The problem for White and his sport, known as mixed martial arts (MMA), is that the government of Canada's most populous province doesn't buy his gospel. In Ontario, the sport is banned - both amateur tournaments and professional bouts.

You might think that the Las Vegas-based head of UFC, the most successful, privately-owned organization in what has been described as the fastest growing sport in the United States, wouldn't give a swift kick about Ontario's unwelcoming position. You'd be wrong.

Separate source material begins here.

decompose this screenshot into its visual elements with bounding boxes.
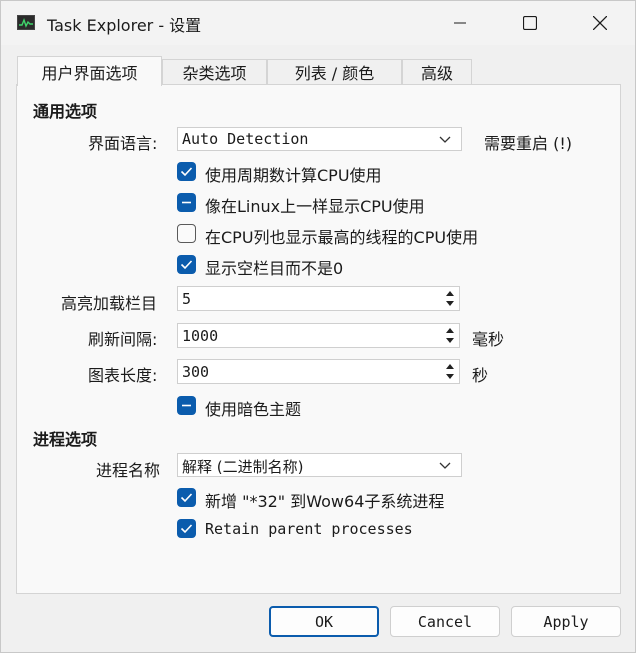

White describes the province as the biggest UFC market in North America, judging by the number of pay-per-view subscribers for UFC fights and the number of Ontario fans who travel across the continent to attend UFC bouts. Ontario, he says, is the "Mecca" of mixed martial arts - a whirlwind mix of jiu-jitsu, judo, karate, boxing, kickboxing and wrestling.

In short, there is money - lots of it - to be made here. And that's why the 40-year-old White, bald and muscular, found himself pitching the sport in a Toronto mall, welcomed as a rock star by the converted, but given the cold shoulder by skeptical politicians.